El pasado noviembre Fernando Sáez, director del Museo Nacional de Antropología, anunció la creación de un grupo de trabajo para la descolonización de los museos españoles. Aunque después el ministro Iceta lo ha negado con insistencia, el debate ha quedado abierto.
El Washington Post define "descolonización" como "el proceso al que se someten las instituciones para expandir sus perspectivas más allá del grupo cultural dominante, especialmente los colonizadores blancos". El concepto incluye, además de ordenar y presentar las colecciones de manera diferente, la restitución de piezas.
Inevitablemente, en Barcelona, uno de los primeros centros señalados es el Museo Etnológico y de Culturas del Mundo. Sus fondos son amplios y de diversas procedencias, pero no pesan sobre ellos, de momento, reclamaciones para restituir bienes a otros países. Su director, Carles Vicente, opina que, si llegaran, habría que analizar cada caso por separado. Obviamente, no siempre coinciden comunidades de origen y estados modernos. También se ha referido a la posibilidad de contar con los ciudadanos de Barcelona con raíces en esas comunidades para que aporten un relato propio. Una posición sin duda equilibrada y sensible, muy lejos de los excesos caricaturescos a los que se ha llegado en los países anglosajones. De todas maneras, parece un buen momento para hacer una reflexión general en defensa de la idea de museo que conocemos, tan en entredicho en la actualidad, pero que proporciona al público un acceso a la cultura y a la ciencia impensables no hace tanto.
La descolonización es una moda académica angloamericana que nos llega con aura de progresista, pero no se me ocurre nada que lo sea menos. Hace unas semanas Juan Pimentel, historiador del CSIC, se planteaba en El País la pregunta clave: "¿Cuál es el sujeto colectivo que nos asiste para reclamar un pasado, una herencia o un ultraje y por lo tanto nos da derecho a una restitución?". Por fortuna, la historia, las migraciones y el mestizaje cultural de siglos hacen muy difícil dar una respuesta.
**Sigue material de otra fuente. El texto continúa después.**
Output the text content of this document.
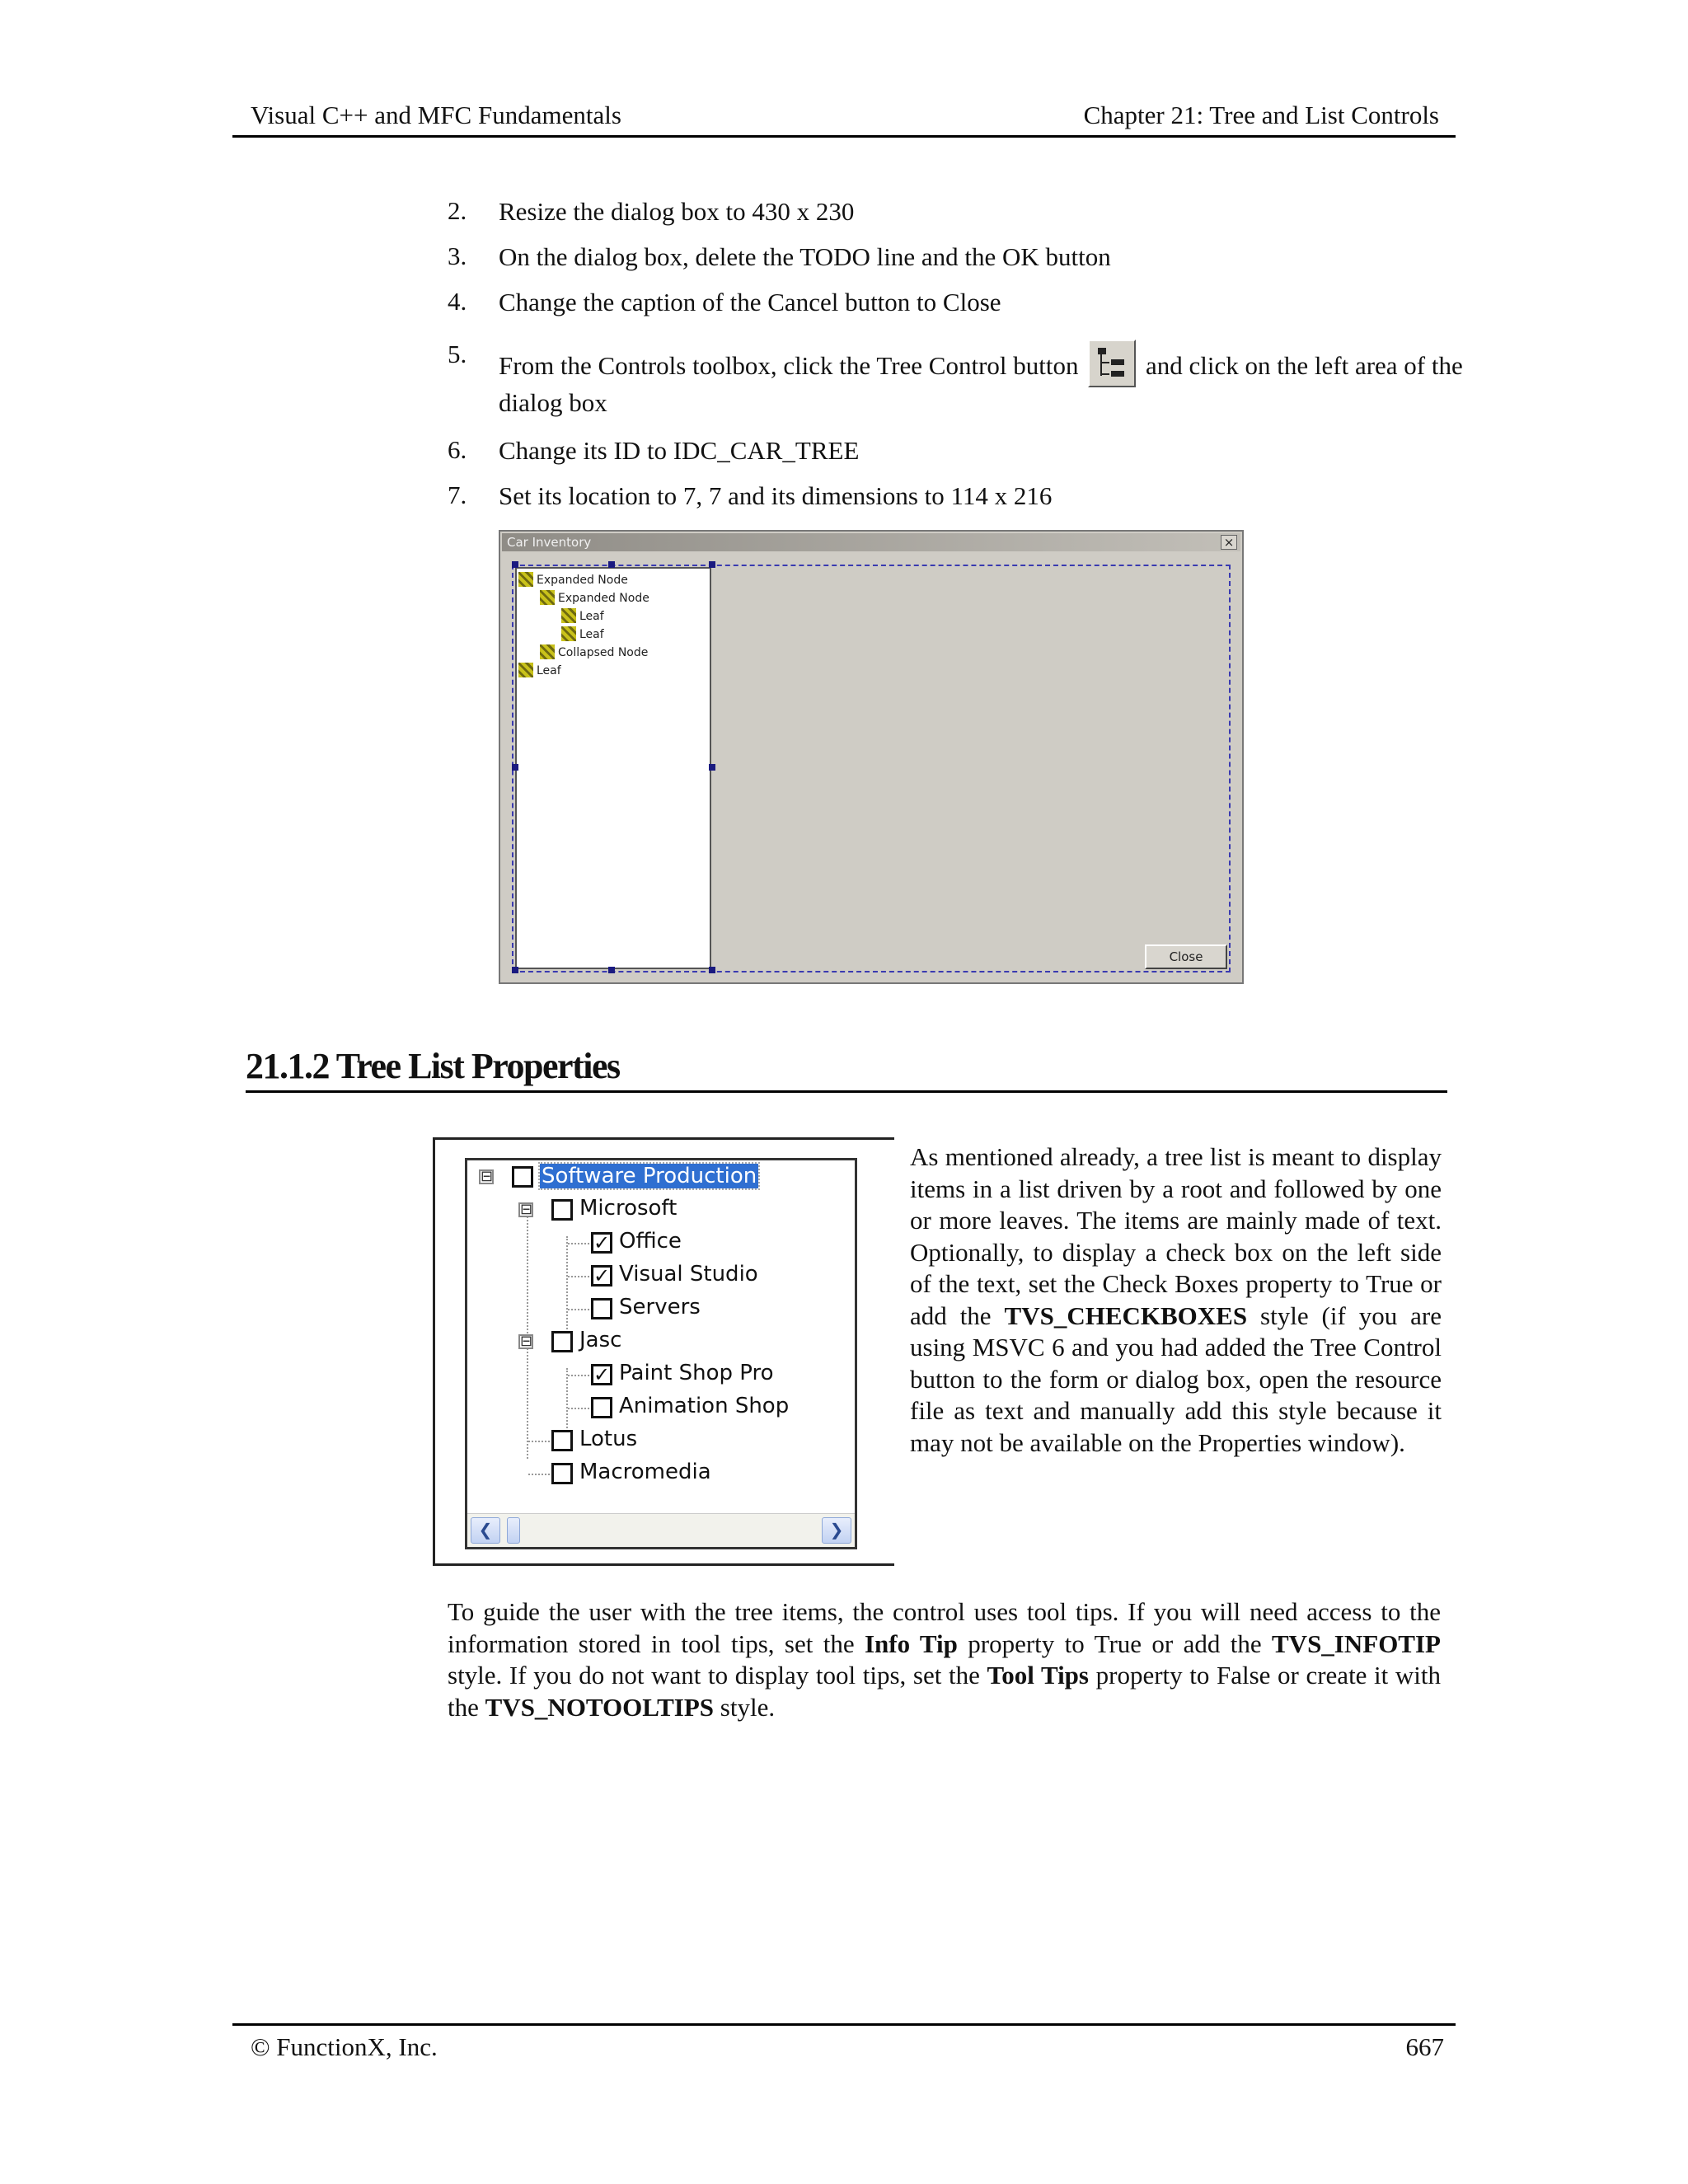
Visual C++ and MFC Fundamentals	Chapter 21: Tree and List Controls
2. Resize the dialog box to 430 x 230
3. On the dialog box, delete the TODO line and the OK button
4. Change the caption of the Cancel button to Close
5. From the Controls toolbox, click the Tree Control button	and click on the left area of the dialog box
6. Change its ID to IDC_CAR_TREE
7. Set its location to 7, 7 and its dimensions to 114 x 216
Car Inventory	×
Expanded Node
Expanded Node
Leaf
Leaf
Collapsed Node
Leaf
Close
21.1.2 Tree List Properties
⊟ Software Production
⊟ Microsoft
✓ Office
✓ Visual Studio
Servers
⊟ Jasc
✓ Paint Shop Pro
Animation Shop
Lotus
Macromedia
❮	❯
As mentioned already, a tree list is meant to display items in a list driven by a root and followed by one or more leaves. The items are mainly made of text. Optionally, to display a check box on the left side of the text, set the Check Boxes property to True or add the TVS_CHECKBOXES style (if you are using MSVC 6 and you had added the Tree Control button to the form or dialog box, open the resource file as text and manually add this style because it may not be available on the Properties window).
To guide the user with the tree items, the control uses tool tips. If you will need access to the information stored in tool tips, set the Info Tip property to True or add the TVS_INFOTIP style. If you do not want to display tool tips, set the Tool Tips property to False or create it with the TVS_NOTOOLTIPS style.
© FunctionX, Inc.	667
Como sigue diciendo Pimentel en su artículo, recurriendo al ejemplo americano, los españoles "somos tan herederos del Inca Garcilaso como los latinoamericanos de Cervantes y (…) hoy día tenemos más cosas en común entre nosotros que con Cortés o con Moctezuma".
Lo cierto es que la ola descolonizadora está demostrando venir cargada de amenazas para sus supuestos beneficiarios. La peor de ellas es el aislamiento tanto de los individuos como de las culturas. Por un lado, aísla a los individuos porque les encierra en el papel de guardianes de una identidad única en lugar de abrirles a las otras con las que hoy por fuerza conviven. La consecuencia natural es que cada vez se trate más a las personas en función de su pertenencia identitaria que de sus derechos civiles. Por otro lado, aísla también a las culturas, porque las más vulnerables son las primeras perjudicadas con el efecto segregador del retorno a las fronteras y las etiquetas. Ninguna como ellas necesita ser vista, aunque sea desde otras perspectivas y, a veces, especialmente desde otras perspectivas. La difusión, no hace falta decirlo, es siempre mejor que la limpieza étnica. Más que admitir la apropiación, entendamos que es el mecanismo que hace funcionar la cultura. No solo el Renacimiento absorbió el mundo grecorromano, o el Japón clásico la influencia china, sino que cada pequeño acto creativo parte de otro. La chacona, venerable tiempo de danza, fue el reguetón del siglo XVI, y desde Shakira se puede uno remontar, tirando del hilo, por la historia de la humanidad hasta la noche de los tiempos.
Los museos procuran una experiencia única de la que no se puede privar al público en aras de un altruismo postizo. Las colecciones etnológicas son huellas materiales de la vida en otros tiempos y otras latitudes que nos enseñan a meternos en la piel de los demás con la eficacia de una novela. El mejor medio para ese fin consiste en que los museos se conformen con cumplir bien su propósito original, o sea, preservar, estudiar y exhibir de la mejor manera posible sus fondos.
La doble trampa de la posmodernidad consiste en pretender que las culturas son compartimentos estancos, incomprensibles entre sí, y que, por lo tanto, todo relato que se haga de ellas es segado. La prueba en contra la tenemos en los museos como el de la calle Montcada. Cualquiera puede disfrutar y entender las creaciones de las culturas más lejanas y, sobre todo, con buena información, cualquiera puede formarse de ellas una imagen ecuánime sin necesidad de tutelas morales.